If you are ever looking for free raw food for your dogs, try asking at the deer processing places. I get whatever I want for free where they process deer and cattle. I have a pile of RMBs outside. Here is my mastiff pup enjoying some!






























I see legs bones, rib cages, heads, oorgans, all kinds of things that dogs really dig!


----------



## rannmiller (Jun 27, 2008)

Woah that's awesome! Thanks for the tip! My mom does this with her cattle butcher and rancher in Nevada. I'm getting a lot of goodies from that next week!


----------



## CorgiPaws (Mar 31, 2009)

I'm jealous. 
I havent found any excellent ideas around here yet. 
Then again, Utah pretty much sucks.


----------



## Lynn In Tenn (Aug 20, 2009)

Man that was a little bitty deer:smile: Here's a pic of what I got today. I got all the meat from this bad boy. Must of been 70 lbs. of meat
This was one happy 9y/o.


----------



## wolfsnaps (Oct 7, 2009)

Lynn, nice deer. Awsome. As for the size of the deer that Dozer is munching on in the pic, I only took manageable pieces out of the bins at the processing place. I took a much bigger piece (not pictured) that still sits outside. My dogs are taking their time this go around. 

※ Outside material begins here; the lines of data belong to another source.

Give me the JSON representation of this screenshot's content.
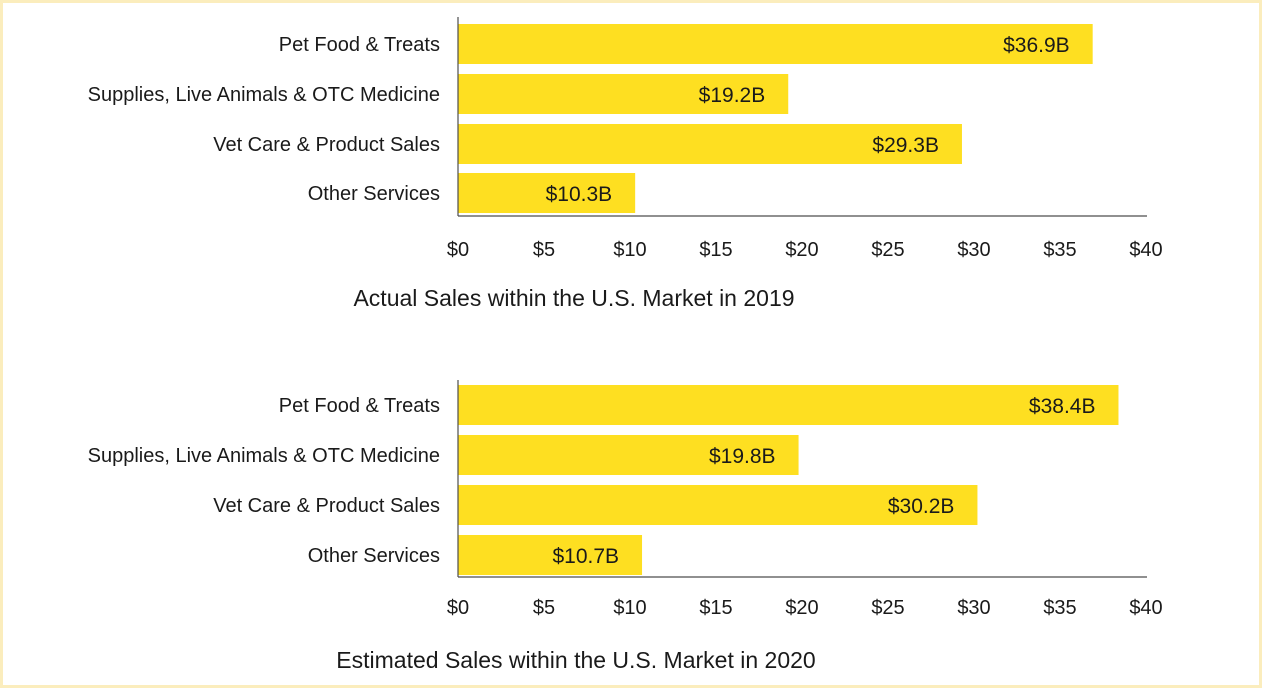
{
  "colors": {
    "bar": "#fedf21",
    "frame": "#fbedbd",
    "text": "#1a1a1a",
    "axis": "#4d4d4d"
  },
  "chart_data": [
    {
      "type": "bar",
      "orientation": "horizontal",
      "title": "Actual Sales within the U.S. Market in 2019",
      "categories": [
        "Pet Food & Treats",
        "Supplies, Live Animals & OTC Medicine",
        "Vet Care & Product Sales",
        "Other Services"
      ],
      "values": [
        36.9,
        19.2,
        29.3,
        10.3
      ],
      "data_labels": [
        "$36.9B",
        "$19.2B",
        "$29.3B",
        "$10.3B"
      ],
      "xlim": [
        0,
        40
      ],
      "xticks": [
        0,
        5,
        10,
        15,
        20,
        25,
        30,
        35,
        40
      ],
      "xtick_labels": [
        "$0",
        "$5",
        "$10",
        "$15",
        "$20",
        "$25",
        "$30",
        "$35",
        "$40"
      ],
      "grid": false,
      "legend": "none"
    },
    {
      "type": "bar",
      "orientation": "horizontal",
      "title": "Estimated Sales within the U.S. Market in 2020",
      "categories": [
        "Pet Food & Treats",
        "Supplies, Live Animals & OTC Medicine",
        "Vet Care & Product Sales",
        "Other Services"
      ],
      "values": [
        38.4,
        19.8,
        30.2,
        10.7
      ],
      "data_labels": [
        "$38.4B",
        "$19.8B",
        "$30.2B",
        "$10.7B"
      ],
      "xlim": [
        0,
        40
      ],
      "xticks": [
        0,
        5,
        10,
        15,
        20,
        25,
        30,
        35,
        40
      ],
      "xtick_labels": [
        "$0",
        "$5",
        "$10",
        "$15",
        "$20",
        "$25",
        "$30",
        "$35",
        "$40"
      ],
      "grid": false,
      "legend": "none"
    }
  ]
}
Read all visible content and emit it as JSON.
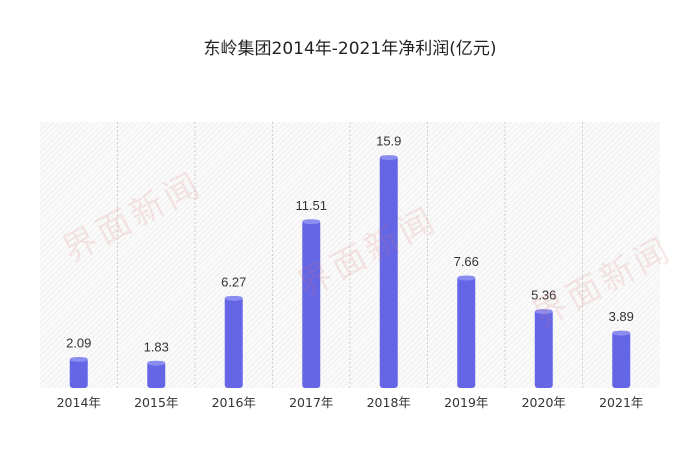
{
  "chart_data": {
    "type": "bar",
    "title": "东岭集团2014年-2021年净利润(亿元)",
    "xlabel": "",
    "ylabel": "",
    "categories": [
      "2014年",
      "2015年",
      "2016年",
      "2017年",
      "2018年",
      "2019年",
      "2020年",
      "2021年"
    ],
    "values": [
      2.09,
      1.83,
      6.27,
      11.51,
      15.9,
      7.66,
      5.36,
      3.89
    ],
    "value_labels": [
      "2.09",
      "1.83",
      "6.27",
      "11.51",
      "15.9",
      "7.66",
      "5.36",
      "3.89"
    ],
    "ylim": [
      0,
      18.2
    ],
    "grid": true,
    "bar_color": "#6466e6",
    "watermark": "界面新闻"
  }
}
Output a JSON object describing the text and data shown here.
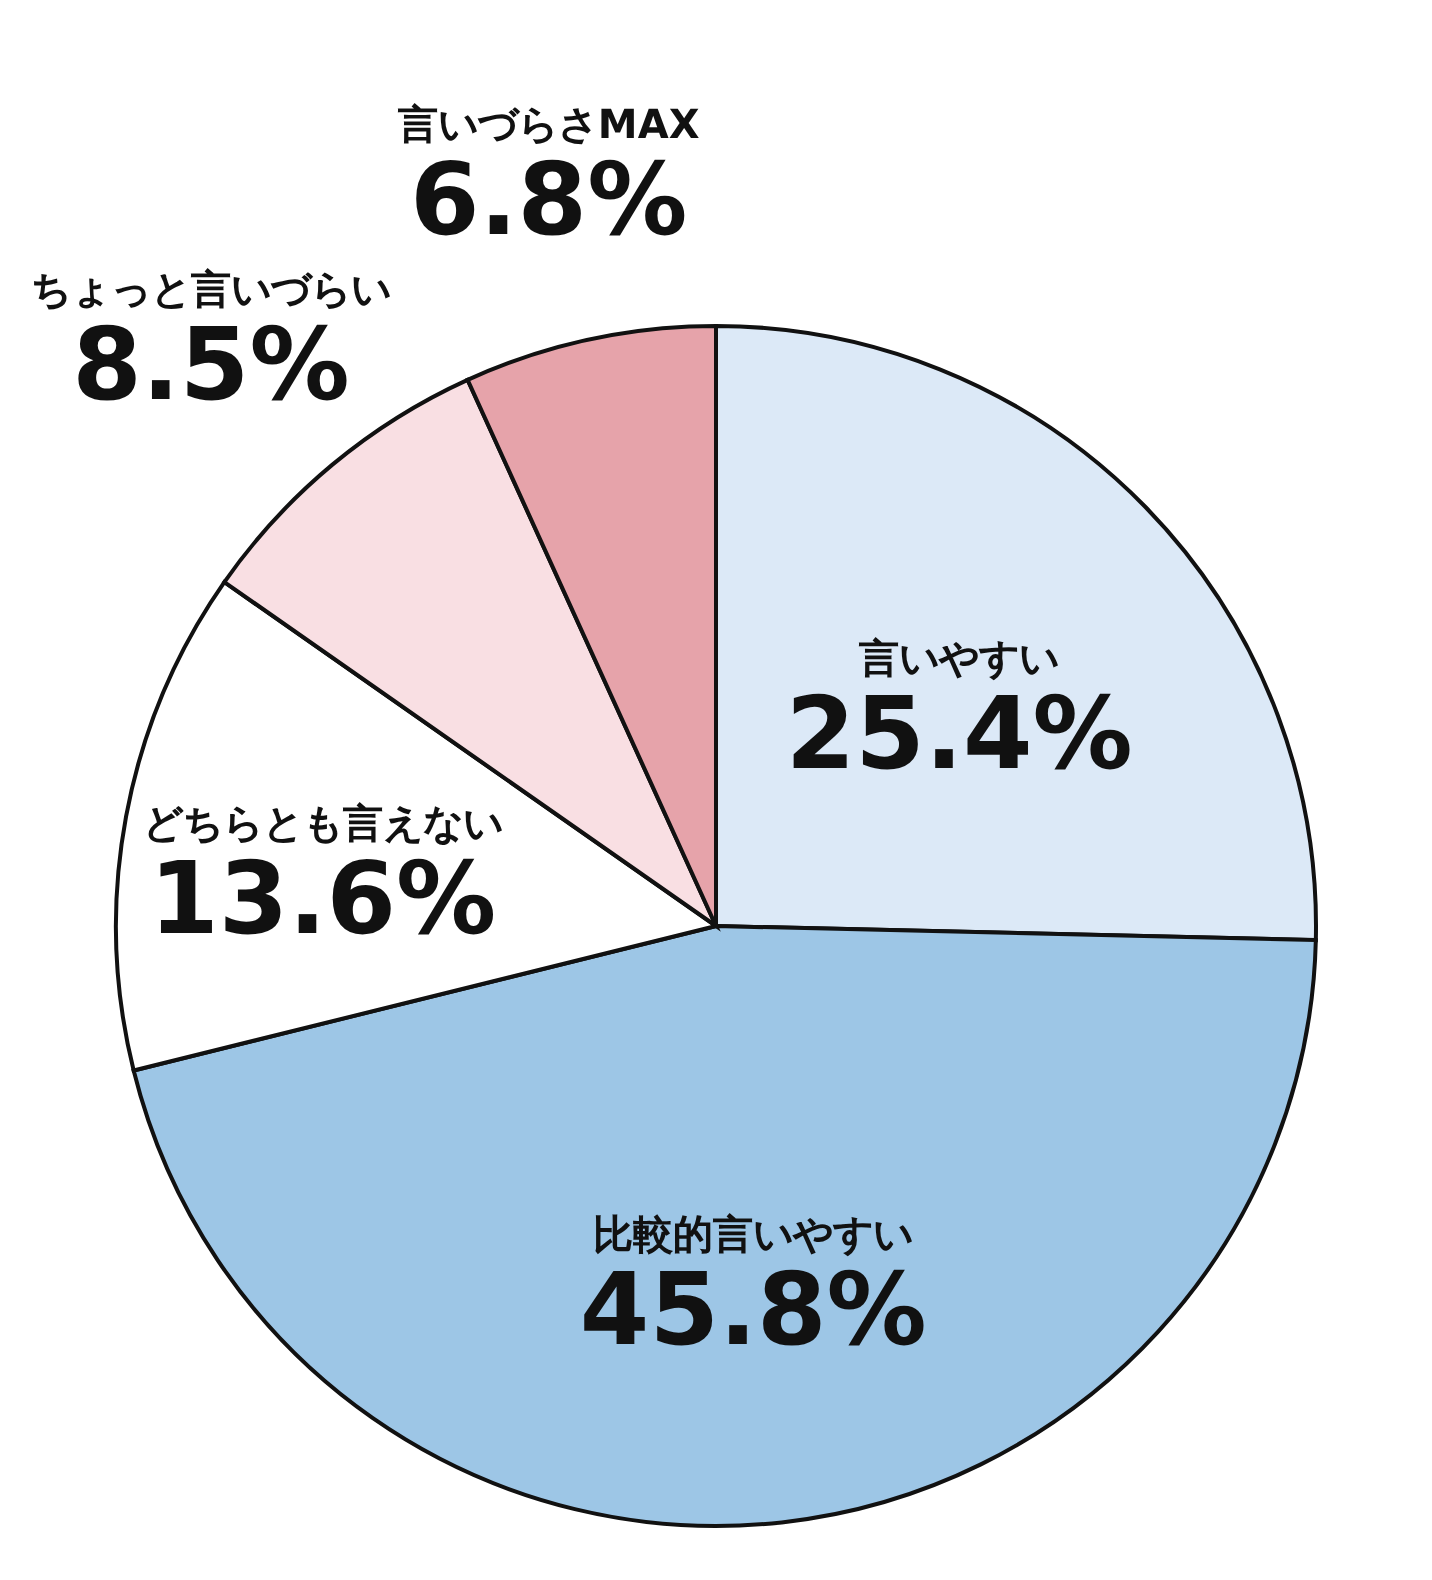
{
  "chart_data": {
    "type": "pie",
    "categories": [
      "言いやすい",
      "比較的言いやすい",
      "どちらとも言えない",
      "ちょっと言いづらい",
      "言いづらさMAX"
    ],
    "values": [
      25.4,
      45.8,
      13.6,
      8.5,
      6.8
    ],
    "colors": [
      "#dce9f7",
      "#9dc6e6",
      "#ffffff",
      "#f9dfe3",
      "#e6a3aa"
    ],
    "value_labels": [
      "25.4%",
      "45.8%",
      "13.6%",
      "8.5%",
      "6.8%"
    ]
  }
}
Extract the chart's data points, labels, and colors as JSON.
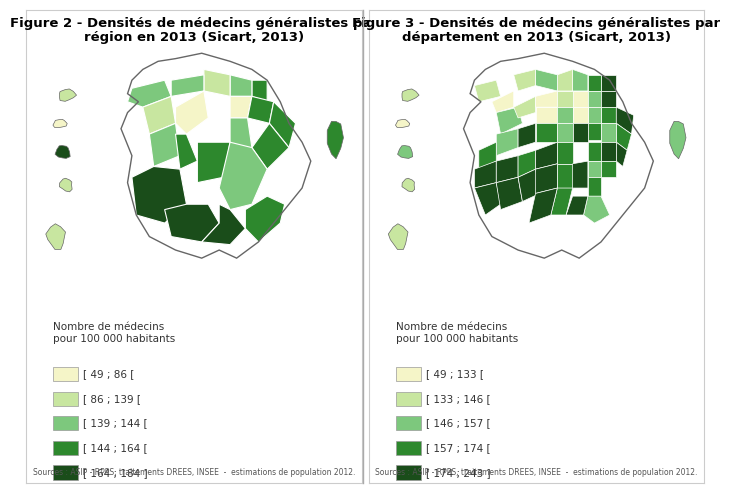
{
  "fig2": {
    "title_line1": "Figure 2 - Densités de médecins généralistes par",
    "title_line2": "région en 2013 (Sicart, 2013)",
    "legend_title": "Nombre de médecins\npour 100 000 habitants",
    "legend_labels": [
      "[ 49 ; 86 [",
      "[ 86 ; 139 [",
      "[ 139 ; 144 [",
      "[ 144 ; 164 [",
      "[ 164 ; 184 ]"
    ],
    "legend_colors": [
      "#f5f5c8",
      "#c8e6a0",
      "#7dc87d",
      "#2d882d",
      "#1a4d1a"
    ],
    "source": "Sources : ASIP - RPPS, traitements DREES, INSEE  -  estimations de population 2012.",
    "is_region": true
  },
  "fig3": {
    "title_line1": "Figure 3 - Densités de médecins généralistes par",
    "title_line2": "département en 2013 (Sicart, 2013)",
    "legend_title": "Nombre de médecins\npour 100 000 habitants",
    "legend_labels": [
      "[ 49 ; 133 [",
      "[ 133 ; 146 [",
      "[ 146 ; 157 [",
      "[ 157 ; 174 [",
      "[ 174 ; 243 ]"
    ],
    "legend_colors": [
      "#f5f5c8",
      "#c8e6a0",
      "#7dc87d",
      "#2d882d",
      "#1a4d1a"
    ],
    "source": "Sources : ASIP - RPPS, traitements DREES, INSEE  -  estimations de population 2012.",
    "is_region": false
  },
  "background_color": "#ffffff",
  "border_color": "#cccccc",
  "title_fontsize": 9.5,
  "legend_title_fontsize": 7.5,
  "legend_fontsize": 7.5,
  "source_fontsize": 5.5
}
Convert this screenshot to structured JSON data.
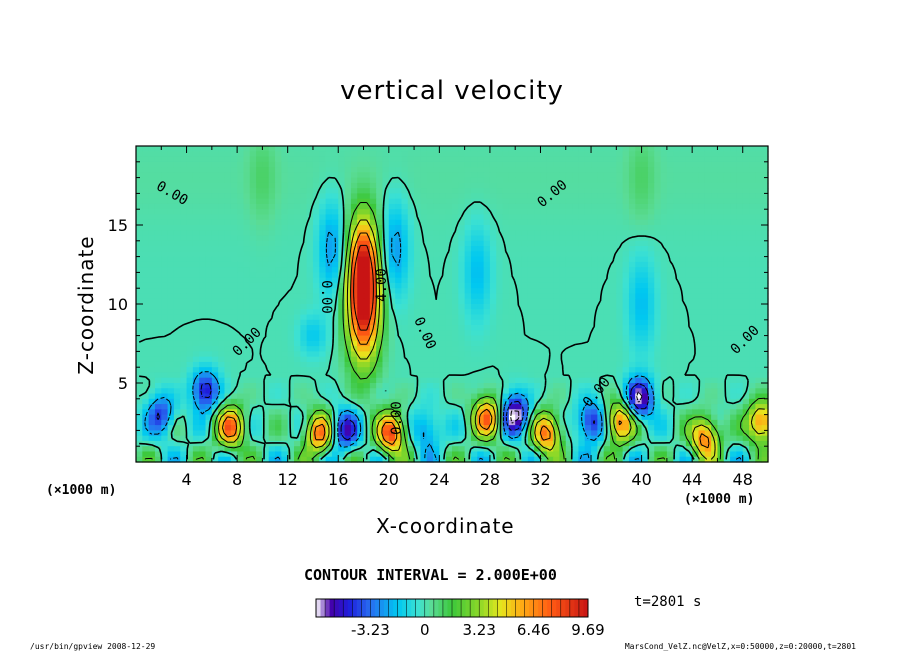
{
  "chart_data": {
    "type": "heatmap",
    "title": "vertical velocity",
    "xlabel": "X-coordinate",
    "ylabel": "Z-coordinate",
    "x_unit_label": "(×1000 m)",
    "xlim": [
      0,
      50
    ],
    "ylim": [
      0,
      20
    ],
    "x_ticks": [
      4,
      8,
      12,
      16,
      20,
      24,
      28,
      32,
      36,
      40,
      44,
      48
    ],
    "y_ticks": [
      5,
      10,
      15
    ],
    "contour_interval_label": "CONTOUR INTERVAL = 2.000E+00",
    "contour_labels": [
      "0.00",
      "0.00",
      "0.00",
      "0.00",
      "0.00",
      "0.00",
      "4.00",
      "0.00",
      "0.00"
    ],
    "colorbar": {
      "ticks": [
        "-3.23",
        "0",
        "3.23",
        "6.46",
        "9.69"
      ],
      "range": [
        -6.46,
        9.69
      ]
    },
    "time_label": "t=2801 s",
    "features": [
      {
        "x": 18,
        "z": 10,
        "value": 9.5
      },
      {
        "x": 18,
        "z": 13,
        "value": 5
      },
      {
        "x": 7.5,
        "z": 2.2,
        "value": 7
      },
      {
        "x": 14.5,
        "z": 1.8,
        "value": 7
      },
      {
        "x": 20.2,
        "z": 1.8,
        "value": 8
      },
      {
        "x": 27.8,
        "z": 2.8,
        "value": 7
      },
      {
        "x": 32.5,
        "z": 1.8,
        "value": 7
      },
      {
        "x": 38.3,
        "z": 2.5,
        "value": 7
      },
      {
        "x": 45,
        "z": 1.5,
        "value": 7
      },
      {
        "x": 49.5,
        "z": 2.5,
        "value": 7
      },
      {
        "x": 39.8,
        "z": 4.0,
        "value": -6.5
      },
      {
        "x": 30.0,
        "z": 3.0,
        "value": -6.5
      },
      {
        "x": 5.5,
        "z": 4.5,
        "value": -5
      },
      {
        "x": 16.5,
        "z": 2.0,
        "value": -5
      },
      {
        "x": 36.0,
        "z": 2.5,
        "value": -5
      },
      {
        "x": 2.0,
        "z": 3.0,
        "value": -4
      },
      {
        "x": 23.0,
        "z": 2.0,
        "value": -3
      },
      {
        "x": 15.5,
        "z": 13.5,
        "value": -2.5
      },
      {
        "x": 20.5,
        "z": 13.5,
        "value": -2.5
      },
      {
        "x": 27.0,
        "z": 12.0,
        "value": -1.8
      },
      {
        "x": 40.0,
        "z": 10.0,
        "value": -1.8
      },
      {
        "x": 14.0,
        "z": 8.0,
        "value": -1.5
      },
      {
        "x": 40.0,
        "z": 18.0,
        "value": 0.8
      },
      {
        "x": 10.0,
        "z": 18.0,
        "value": 0.8
      }
    ]
  },
  "footer": {
    "left": "/usr/bin/gpview   2008-12-29",
    "right": "MarsCond_VelZ.nc@VelZ,x=0:50000,z=0:20000,t=2801"
  }
}
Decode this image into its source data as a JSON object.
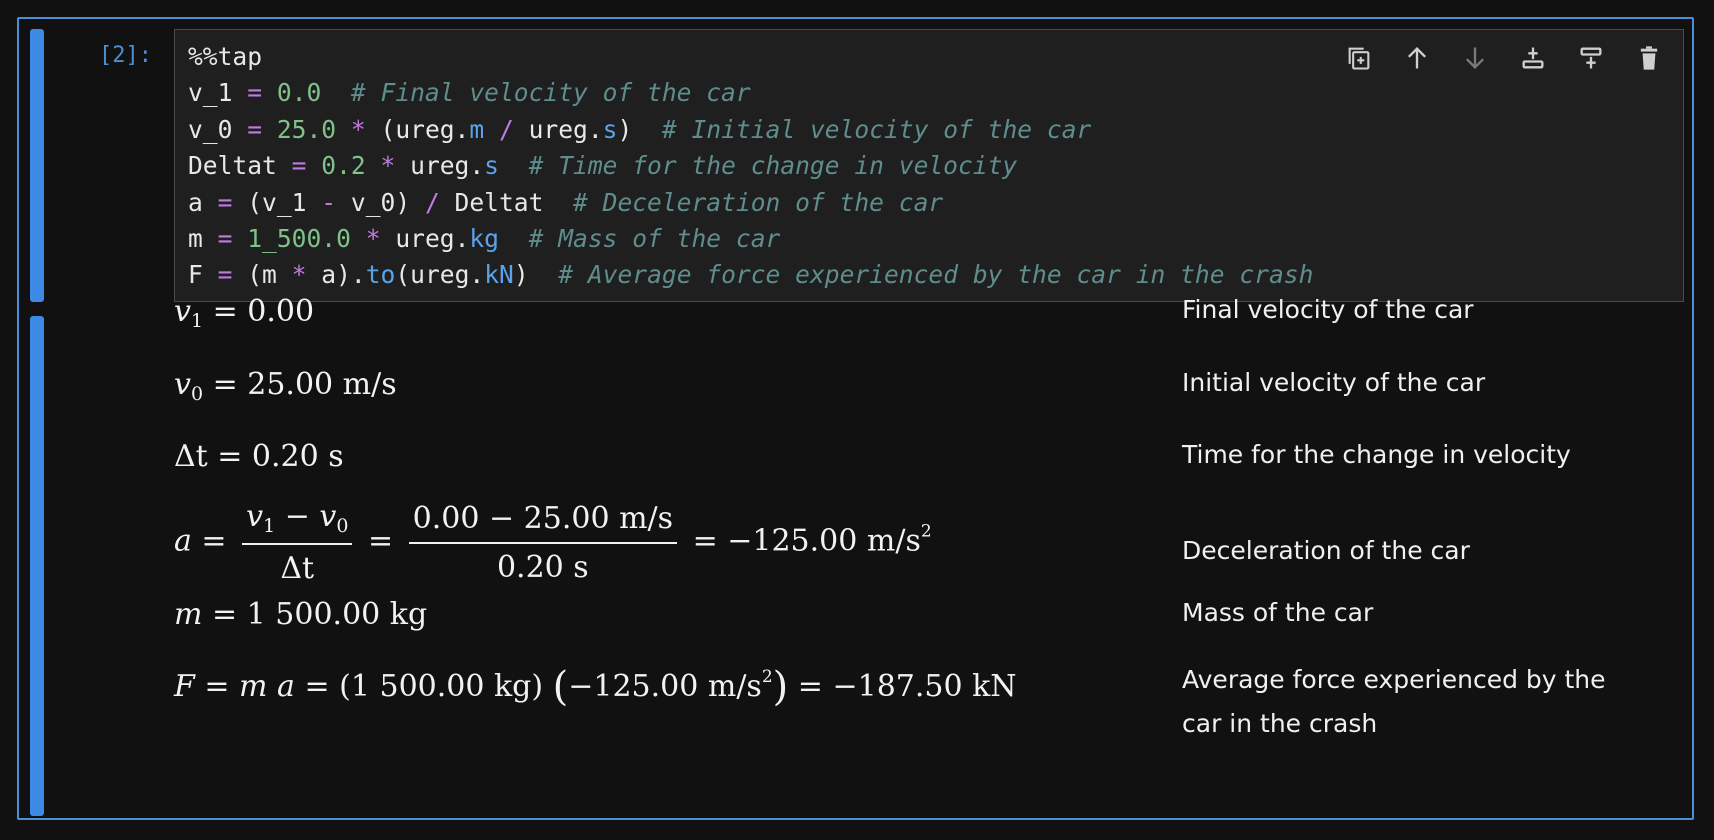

All my hunter friends know that if possible, to bag the guts and bring them to my house. My dogs go NUTS for heart, lung, kidney, etc. Honestly, my dogs don't know how good they have it


----------



## Lynn In Tenn (Aug 20, 2009)

My dogs turned their nose up to cow kidney. I must say, I wasn't too disappointed. That stuff smells like urine Go figure. I wasn't expecting that. I don't know how people eat that stuff. I nearly hurled in the sink when I opened it. Glad it wasn't very expensive cause it went in the creek:wink:
That's the only thing I've given them that they didn't scarf down:smile:


----------



## whiteleo (Sep 7, 2008)

My dogs love lamb kidneys!


----------